The divergent part of the integral is approximated as

$$ \int_{\delta}^{1}\frac{dy}{\sqrt{y+e^{-y}-1}}\sim \int_{\delta}^{1}\frac{1}{\frac1{\sqrt2}y}~dy $$

hence $$ \int_{\delta}^{1}\frac{dy}{\sqrt{y+e^{-y}-1}}- \int_{\delta}^{1}\frac{\sqrt2}{y}~dy=\text{Constant} $$

and we get

$$\int_{\delta}^{1}\frac{dy}{\sqrt{y+e^{-y}-1}}=-\sqrt2\cdot \ln\delta+C+\mathcal o(1)$$

Answer 3

To get quite accurate approximations consider the simple $[2n,2n+1]$ Padé approximant $P_n$ of the integrand around $y=0$ (you can easily build it from the Taylor series).

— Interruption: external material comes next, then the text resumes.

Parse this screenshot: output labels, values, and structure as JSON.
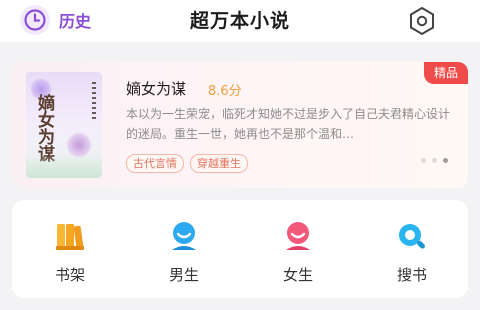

A simple one could be $P_1$ which is $$\frac{1}{\sqrt{y+e^{-y}-1}}\sim \frac { \sqrt{2}+\frac{1}{2 \sqrt{2}}y+\frac{7 }{180 \sqrt{2}}y^2} {y+\frac{1}{12}y^2+\frac{1}{180}y^3 }=\frac{\sqrt{2}}{y}+\frac{5 (y+12)}{\sqrt{2} \left(y^2+15 y+180\right)}$$ whose error is $\sim 10^{-5}y^4$

Nothing very complicated and, for the definite integral, $$\int_\delta^1\frac{dy}{\sqrt{y+e^{-y}-1}}=-\sqrt{2} \log (\delta )+3 \sqrt{\frac{5}{22}} \tan ^{-1}\left(\frac{3 \sqrt{55} (1-\delta )}{375+17 \delta}\right)+$$ $$\frac{5}{2 \sqrt{2}}\log \left(\frac{196}{180+15 \delta +\delta ^2}\right)$$ This seems to be quite decent even for "large" values of $\delta$. $$\left( \begin{array}{ccc} \delta & \text{approximation} & \text{numerical integration} \\ 10^{- 1} & 3.468069897 & 3.468071552 \\ 10^{- 2} & 6.745629734 & 6.745631389 \\ 10^{- 3} & 10.00409812 & 10.00409978 \\ 10^{- 4} & 13.26065732 & 13.26065897 \\ 10^{- 5} & 16.51702560 & 16.51702725 \\ 10^{- 6} & 19.77337479 & 19.77337644 \\ 10^{- 7} & 23.02972207 & 23.02972372 \\ 10^{- 8} & 26.28606916 & 26.28607081 \\ 10^{- 9} & 29.54241623 & 29.54241788 \\ 10^{- 10} & 32.79876329 & 32.79876495 \\ \end{array} \right)$$

For sure, the next one would be much better (for $\delta=10^{-1}$, the result would be $3.468071555$) but the formula would not be very nice since involving the roots of cubic polynomials.